This is the story of one such attorney and two of his clients. I’ll call him Mr. Green. He was young and relatively inexperienced, but arrogant and opinionated. He had moved from “the big city” in the north, where he had been working at a large civil law firm, in order to set up his own practice in the southern part of the state. One of his goals, he told me, was to take advantage of the concentration of Spanish-speaking people in this area, and establish a clientele partially consisting of members of this community. To that end he had hired a young local “bilingual” assistant who would supposedly reach out to the community for clients and also do the in-office interpreting.
Part 1: A Civil Matter
My contact with the entrepreneurial Mr.
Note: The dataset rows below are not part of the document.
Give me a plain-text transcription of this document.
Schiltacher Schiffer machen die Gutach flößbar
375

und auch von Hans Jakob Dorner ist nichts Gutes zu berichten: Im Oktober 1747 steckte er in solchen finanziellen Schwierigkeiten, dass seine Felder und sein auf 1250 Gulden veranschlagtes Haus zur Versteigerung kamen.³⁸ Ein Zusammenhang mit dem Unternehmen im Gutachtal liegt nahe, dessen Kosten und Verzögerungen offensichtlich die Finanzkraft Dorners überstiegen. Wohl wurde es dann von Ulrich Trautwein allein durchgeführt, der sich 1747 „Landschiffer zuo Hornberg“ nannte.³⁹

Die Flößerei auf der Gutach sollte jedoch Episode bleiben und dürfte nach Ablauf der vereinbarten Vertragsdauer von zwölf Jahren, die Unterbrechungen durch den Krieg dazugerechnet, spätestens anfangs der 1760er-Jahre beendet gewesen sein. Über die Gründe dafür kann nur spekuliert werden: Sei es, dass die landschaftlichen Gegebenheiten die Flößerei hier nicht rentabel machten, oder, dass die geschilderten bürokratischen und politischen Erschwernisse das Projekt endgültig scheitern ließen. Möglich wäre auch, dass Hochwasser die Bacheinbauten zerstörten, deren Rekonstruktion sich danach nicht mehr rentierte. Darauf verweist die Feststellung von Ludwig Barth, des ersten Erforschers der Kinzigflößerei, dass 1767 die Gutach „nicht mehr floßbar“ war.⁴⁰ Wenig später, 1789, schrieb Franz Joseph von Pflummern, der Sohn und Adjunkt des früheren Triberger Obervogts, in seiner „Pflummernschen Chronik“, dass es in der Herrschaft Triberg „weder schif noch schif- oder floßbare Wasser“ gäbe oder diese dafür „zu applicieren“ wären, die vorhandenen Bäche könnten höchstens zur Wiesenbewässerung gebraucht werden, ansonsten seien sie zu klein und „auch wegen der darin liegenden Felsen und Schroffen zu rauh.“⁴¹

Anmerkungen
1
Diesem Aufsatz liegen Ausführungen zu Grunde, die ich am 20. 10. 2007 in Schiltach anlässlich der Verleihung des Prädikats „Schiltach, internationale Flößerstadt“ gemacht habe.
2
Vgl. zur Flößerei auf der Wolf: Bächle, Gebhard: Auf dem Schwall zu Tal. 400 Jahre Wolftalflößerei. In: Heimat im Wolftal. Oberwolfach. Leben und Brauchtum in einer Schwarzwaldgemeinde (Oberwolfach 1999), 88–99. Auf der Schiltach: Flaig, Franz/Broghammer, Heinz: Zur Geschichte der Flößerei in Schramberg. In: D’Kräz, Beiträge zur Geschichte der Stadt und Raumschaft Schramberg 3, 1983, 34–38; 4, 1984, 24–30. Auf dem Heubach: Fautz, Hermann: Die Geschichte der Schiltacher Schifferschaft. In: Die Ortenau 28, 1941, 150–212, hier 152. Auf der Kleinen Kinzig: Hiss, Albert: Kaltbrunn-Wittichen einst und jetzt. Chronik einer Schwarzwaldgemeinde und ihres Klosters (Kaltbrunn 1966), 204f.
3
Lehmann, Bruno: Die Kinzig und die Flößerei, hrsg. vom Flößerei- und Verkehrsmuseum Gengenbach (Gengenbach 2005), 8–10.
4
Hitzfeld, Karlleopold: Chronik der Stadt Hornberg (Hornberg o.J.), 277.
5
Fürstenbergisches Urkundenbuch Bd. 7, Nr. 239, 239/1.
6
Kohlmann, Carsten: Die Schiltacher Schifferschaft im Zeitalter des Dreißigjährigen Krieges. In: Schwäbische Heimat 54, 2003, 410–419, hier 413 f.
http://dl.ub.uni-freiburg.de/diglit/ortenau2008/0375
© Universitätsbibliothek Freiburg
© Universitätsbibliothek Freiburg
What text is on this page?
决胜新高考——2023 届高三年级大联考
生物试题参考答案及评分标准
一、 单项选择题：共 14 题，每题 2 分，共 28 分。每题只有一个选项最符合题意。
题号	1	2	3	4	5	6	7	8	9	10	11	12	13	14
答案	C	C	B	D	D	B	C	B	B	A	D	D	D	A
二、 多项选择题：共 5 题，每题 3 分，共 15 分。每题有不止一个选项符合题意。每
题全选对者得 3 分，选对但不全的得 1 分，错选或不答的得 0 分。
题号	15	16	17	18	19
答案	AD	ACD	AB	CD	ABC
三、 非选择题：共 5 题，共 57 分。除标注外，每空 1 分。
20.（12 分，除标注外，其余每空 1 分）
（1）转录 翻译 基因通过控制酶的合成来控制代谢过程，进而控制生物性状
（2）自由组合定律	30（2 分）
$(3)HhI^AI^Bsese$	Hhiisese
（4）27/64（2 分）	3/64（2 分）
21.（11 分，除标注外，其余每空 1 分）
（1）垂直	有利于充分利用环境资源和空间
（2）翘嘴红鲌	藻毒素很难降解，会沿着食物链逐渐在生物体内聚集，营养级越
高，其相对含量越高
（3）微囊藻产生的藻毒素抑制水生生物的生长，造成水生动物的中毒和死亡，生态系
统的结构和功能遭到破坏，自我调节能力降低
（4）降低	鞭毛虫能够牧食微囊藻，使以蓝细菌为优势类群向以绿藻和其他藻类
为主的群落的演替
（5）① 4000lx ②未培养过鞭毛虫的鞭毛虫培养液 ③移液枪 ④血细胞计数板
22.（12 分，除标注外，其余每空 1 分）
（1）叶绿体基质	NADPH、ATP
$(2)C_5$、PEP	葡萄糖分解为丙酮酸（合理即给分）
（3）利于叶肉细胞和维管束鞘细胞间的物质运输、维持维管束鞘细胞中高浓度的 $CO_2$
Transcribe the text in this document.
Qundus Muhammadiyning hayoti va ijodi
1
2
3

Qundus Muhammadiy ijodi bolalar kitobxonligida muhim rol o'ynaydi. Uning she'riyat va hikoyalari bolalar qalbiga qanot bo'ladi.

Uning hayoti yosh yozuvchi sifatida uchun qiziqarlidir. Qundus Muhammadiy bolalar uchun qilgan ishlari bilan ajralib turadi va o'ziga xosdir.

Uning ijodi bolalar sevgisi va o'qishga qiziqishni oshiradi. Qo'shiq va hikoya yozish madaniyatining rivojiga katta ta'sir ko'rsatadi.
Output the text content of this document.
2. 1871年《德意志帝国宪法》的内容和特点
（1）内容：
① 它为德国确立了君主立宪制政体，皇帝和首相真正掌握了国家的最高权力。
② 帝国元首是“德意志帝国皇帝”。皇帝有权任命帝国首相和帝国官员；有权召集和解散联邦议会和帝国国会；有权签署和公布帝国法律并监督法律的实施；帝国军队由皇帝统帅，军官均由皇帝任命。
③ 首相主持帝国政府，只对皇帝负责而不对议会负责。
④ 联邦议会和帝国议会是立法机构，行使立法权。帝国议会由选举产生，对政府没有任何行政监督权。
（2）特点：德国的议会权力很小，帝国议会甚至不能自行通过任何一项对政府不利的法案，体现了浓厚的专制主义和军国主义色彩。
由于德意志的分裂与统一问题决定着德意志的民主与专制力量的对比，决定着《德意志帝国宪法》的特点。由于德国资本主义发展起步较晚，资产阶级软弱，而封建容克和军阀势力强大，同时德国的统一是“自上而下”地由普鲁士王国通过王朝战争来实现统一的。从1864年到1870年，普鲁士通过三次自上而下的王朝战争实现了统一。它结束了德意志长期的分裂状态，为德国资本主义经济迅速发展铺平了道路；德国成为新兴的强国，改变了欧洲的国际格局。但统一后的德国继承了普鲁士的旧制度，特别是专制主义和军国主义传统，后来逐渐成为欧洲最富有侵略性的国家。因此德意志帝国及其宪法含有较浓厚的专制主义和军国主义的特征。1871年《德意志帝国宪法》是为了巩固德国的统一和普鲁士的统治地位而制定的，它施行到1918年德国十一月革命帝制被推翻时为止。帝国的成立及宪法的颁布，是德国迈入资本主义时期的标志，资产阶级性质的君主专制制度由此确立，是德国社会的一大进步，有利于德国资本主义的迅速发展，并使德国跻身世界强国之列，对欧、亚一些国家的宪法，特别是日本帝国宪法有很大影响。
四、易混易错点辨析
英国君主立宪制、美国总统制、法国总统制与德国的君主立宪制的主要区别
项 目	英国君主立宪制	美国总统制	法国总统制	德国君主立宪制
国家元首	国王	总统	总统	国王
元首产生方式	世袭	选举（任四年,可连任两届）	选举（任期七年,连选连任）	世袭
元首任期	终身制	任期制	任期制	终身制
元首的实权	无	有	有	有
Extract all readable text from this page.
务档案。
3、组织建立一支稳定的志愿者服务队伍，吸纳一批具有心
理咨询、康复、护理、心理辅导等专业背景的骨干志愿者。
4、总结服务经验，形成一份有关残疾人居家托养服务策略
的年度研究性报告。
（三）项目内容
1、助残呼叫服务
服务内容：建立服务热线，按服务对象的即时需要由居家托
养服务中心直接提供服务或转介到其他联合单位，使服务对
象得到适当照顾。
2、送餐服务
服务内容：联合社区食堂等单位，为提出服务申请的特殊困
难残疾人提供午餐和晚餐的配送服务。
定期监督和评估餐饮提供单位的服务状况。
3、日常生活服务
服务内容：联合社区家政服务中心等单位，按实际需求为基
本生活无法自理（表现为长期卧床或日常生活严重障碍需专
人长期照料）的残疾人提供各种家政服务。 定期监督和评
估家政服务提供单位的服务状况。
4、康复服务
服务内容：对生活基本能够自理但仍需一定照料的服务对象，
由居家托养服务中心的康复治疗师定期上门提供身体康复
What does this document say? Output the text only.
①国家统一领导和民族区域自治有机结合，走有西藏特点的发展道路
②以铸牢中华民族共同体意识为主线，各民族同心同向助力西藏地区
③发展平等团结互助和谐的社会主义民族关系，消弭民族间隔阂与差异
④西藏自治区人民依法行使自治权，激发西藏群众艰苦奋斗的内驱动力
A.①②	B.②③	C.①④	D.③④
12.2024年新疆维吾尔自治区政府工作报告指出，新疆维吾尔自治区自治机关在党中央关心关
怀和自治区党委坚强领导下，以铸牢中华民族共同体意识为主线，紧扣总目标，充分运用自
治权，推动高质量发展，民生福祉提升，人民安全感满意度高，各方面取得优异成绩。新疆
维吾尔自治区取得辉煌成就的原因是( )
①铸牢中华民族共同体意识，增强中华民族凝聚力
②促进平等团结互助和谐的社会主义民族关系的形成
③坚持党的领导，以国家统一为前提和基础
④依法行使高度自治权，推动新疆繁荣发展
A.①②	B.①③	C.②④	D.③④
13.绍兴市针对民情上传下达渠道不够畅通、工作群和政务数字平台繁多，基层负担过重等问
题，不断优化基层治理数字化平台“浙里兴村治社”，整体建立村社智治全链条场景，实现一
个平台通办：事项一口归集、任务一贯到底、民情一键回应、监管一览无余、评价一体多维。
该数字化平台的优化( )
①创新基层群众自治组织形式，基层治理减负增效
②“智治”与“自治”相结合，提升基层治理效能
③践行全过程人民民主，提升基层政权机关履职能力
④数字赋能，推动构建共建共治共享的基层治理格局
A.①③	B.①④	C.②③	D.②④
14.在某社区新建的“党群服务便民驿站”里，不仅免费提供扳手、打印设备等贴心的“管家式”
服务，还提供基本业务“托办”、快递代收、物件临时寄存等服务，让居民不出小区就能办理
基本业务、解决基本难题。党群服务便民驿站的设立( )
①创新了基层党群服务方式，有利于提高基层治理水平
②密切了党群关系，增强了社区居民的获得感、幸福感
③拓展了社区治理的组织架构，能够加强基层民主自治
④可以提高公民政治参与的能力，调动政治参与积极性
Green began like this. A few months ago, I was called by the local small claims court to interpret for a landlord/tenant trial to last two hours. They told me that they were not allowed to give me any information about the case, and that I would have to contact the attorney, which I did. It was Mr. Green.
Mr. Green informed me that his clients were two Mexican brothers who had rented a small commercial building to set up a deli/taco business. After operating the deli for six years, they had been given notice to vacate the premises for various reasons. The case centered on the security deposit, purported damages to the property and sundry items of a culinary nature which the owner had retained after the brothers had left.
The suit had initially been brought by the owner to recover monies for destruction he alleged the brothers had caused, including structural and plumbing damage. The brothers had countersued, requesting return of the security deposit and the restaurant equipment ,
Part 2: Before the Trial
From the moment I contacted him, the attorney was reluctant to help me prepare for the trial. I explained to him that it would be to his clients’ advantage if I were familiar with the facts of the case and any terminology that might come into play. Finally, after some persuasion on my part, he allowed me to go to his office and peruse the case file. This I had to do on my own time, since he felt that I really should not need the information if I was a “good” interpreter. As I sat there going through the file, I jotted down various terms relating to restaurant equipment and building construction. There were such culinary-related items as a meat slicer, tortilla maker, cheese melter, and deli case, but also structural terms such as plywood, drywall, floor tiles and door jamb.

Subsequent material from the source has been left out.